Refactor data pipelines

Case Study

Business Problem:

The trade-off between development speed and pipeline maintainability is a constant for data engineers, especially for those in a rapidly evolving organization. Additional ingestions from data sources are frequently added on an as-needed basis, making it difficult to leverage shared functionality between pipelines. Identifying when technical debt is prohibitive for an organization can be difficult, but remedying it can be even more so.

As our customer's data engineering team grappled with their own technical debt, they identified the need for higher data quality enforcement, the consolidation of shared pipeline functionality, and a scalable way to implement complex business logic for their downstream data scientists and machine learning engineers.

In this case study, we will explain how Quadratic designed our client's new new end-to-end pipeline architecture to make the creation of additional pipelines robust, maintainable and scalable, all while writing fewer lines of code with Apache Spark.

Original Architecture:

The original architecture designed to support our clients Annual Enrollment. start with the collection of data. Support for both internal and external sources were needed. For the internal sources, product teams was landing data in a staging area. For external sources, typical API Calls were made to land the same data. The data landed as JSON and the first thing was to convert it to Parquet. Depending on the requirements of the pipeline, a small amount of custom logic might be implemented. . All of the pipelines are run using oozie as an orchestrator and all logic is executed as combination of pig and hive jobs. Each pipeline is architected independently.

In the last stage of processing, data sources that have similar structure and business rules were combined into a single table.

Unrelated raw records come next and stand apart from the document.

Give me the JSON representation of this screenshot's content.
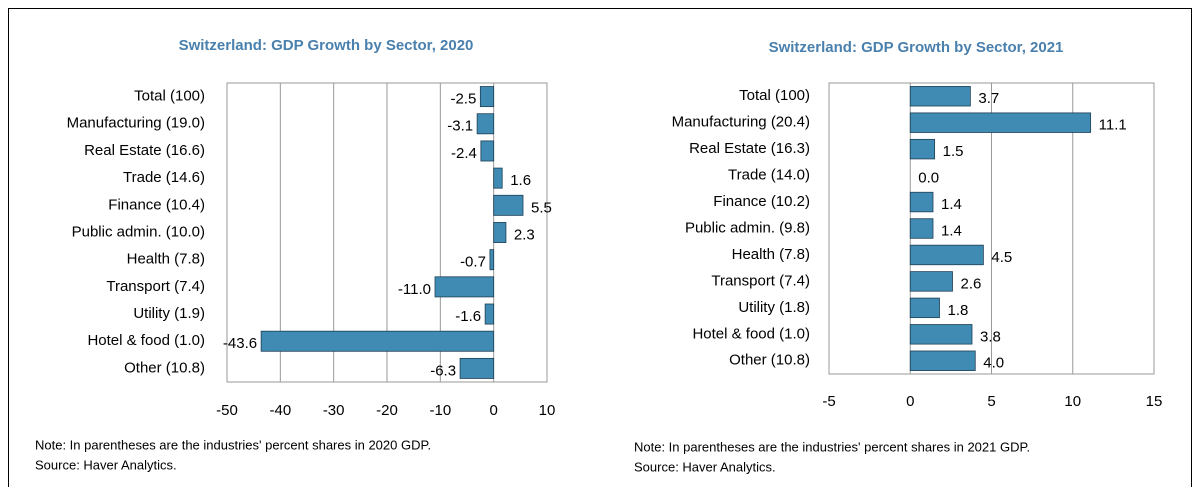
{
  "chart_data": [
    {
      "type": "bar",
      "orientation": "horizontal",
      "title": "Switzerland: GDP Growth by Sector, 2020",
      "categories": [
        "Total (100)",
        "Manufacturing (19.0)",
        "Real Estate (16.6)",
        "Trade (14.6)",
        "Finance (10.4)",
        "Public admin. (10.0)",
        "Health (7.8)",
        "Transport (7.4)",
        "Utility (1.9)",
        "Hotel & food (1.0)",
        "Other (10.8)"
      ],
      "values": [
        -2.5,
        -3.1,
        -2.4,
        1.6,
        5.5,
        2.3,
        -0.7,
        -11,
        -1.6,
        -43.6,
        -6.3
      ],
      "value_labels": [
        "-2.5",
        "-3.1",
        "-2.4",
        "1.6",
        "5.5",
        "2.3",
        "-0.7",
        "-11.0",
        "-1.6",
        "-43.6",
        "-6.3"
      ],
      "color": "#3f8bb3",
      "xlim": [
        -50,
        10
      ],
      "xticks": [
        -50,
        -40,
        -30,
        -20,
        -10,
        0,
        10
      ],
      "grid": true,
      "note": "Note: In parentheses are the industries' percent shares in 2020 GDP.",
      "source": "Source: Haver Analytics."
    },
    {
      "type": "bar",
      "orientation": "horizontal",
      "title": "Switzerland: GDP Growth by Sector, 2021",
      "categories": [
        "Total (100)",
        "Manufacturing (20.4)",
        "Real Estate (16.3)",
        "Trade (14.0)",
        "Finance (10.2)",
        "Public admin. (9.8)",
        "Health (7.8)",
        "Transport (7.4)",
        "Utility (1.8)",
        "Hotel & food (1.0)",
        "Other (10.8)"
      ],
      "values": [
        3.7,
        11.1,
        1.5,
        0,
        1.4,
        1.4,
        4.5,
        2.6,
        1.8,
        3.8,
        4
      ],
      "value_labels": [
        "3.7",
        "11.1",
        "1.5",
        "0.0",
        "1.4",
        "1.4",
        "4.5",
        "2.6",
        "1.8",
        "3.8",
        "4.0"
      ],
      "color": "#3f8bb3",
      "xlim": [
        -5,
        15
      ],
      "xticks": [
        -5,
        0,
        5,
        10,
        15
      ],
      "grid": true,
      "note": "Note: In parentheses are the industries' percent shares in 2021 GDP.",
      "source": "Source: Haver Analytics."
    }
  ]
}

This reduces the number of tables that would have to maintain. Lastly, the data was exposed via Hive Tables.

Data Engineering Refactor Scope:

The original architecture evolved over time but continued to implement data pipelines using the older Hadoop technologies. The problem with this was two fold: (1) It was very difficult to on-board new data sources and (2) The pipelines were non-performant, buggy and the customer had to invest into monitoring of the jobs 24x7 with most this monitoring done manually because of short remediation time for SLAs . There was a huge opportunity to refactor these pipelines.

New Architecture:

In the new architecture, Spark/Scala was used to rewrite the pipelines with Airflow as an orchestration tool. The data was established in three distinct processing layers that now allow us to view data in various stages of the pipeline. The first we call the valid data set layer. This is a faithful representation of the source data with basic schema and data validations applied, and it’s primarily used for retaining historical data. Each hive table in this layer contains only one event where previously we left events embedded in JSON columns. This makes it easier to enforce schema now that we’re only handling one event at a time. The second is a serve data set. The exact transformations here vary by source, but we focus on preparing the valid data set for easy consumption. This is the first layer that we’ll expose to our downstream teams. The third and final layer is our data marts. We apply specific business logic to our serve data sets to present a denormalized view of the data. This layer is used to build objects to support aggregated data sets and reporting and can combine one or more serve data sets. depending on the context of the events. This greatly improved the quality because now one can broadly apply schema validation and data quality checks across all the pipelines.

Config Driven Ingestion

In the new architecture, we drive the generation of the pipeline through three components. The first component is a YAML configuration file that’s structured with a list of transforms, configurations to those transforms and information to construct the actual pipeline. Looking at the transform configurations piece, this should define all the information needed to configure the step. . The second component is a set of schema files that define how the data is structured in the three hive layers throughout our pipeline. We use these schema files to create the actual hive tables and to drive the schema validation step at the beginning of the pipeline. The third component is an orchestration library that parses the configuration files, constructs the ingest calls and other operational blocks relates those steps together and then constructs the airflow DAG and tasks.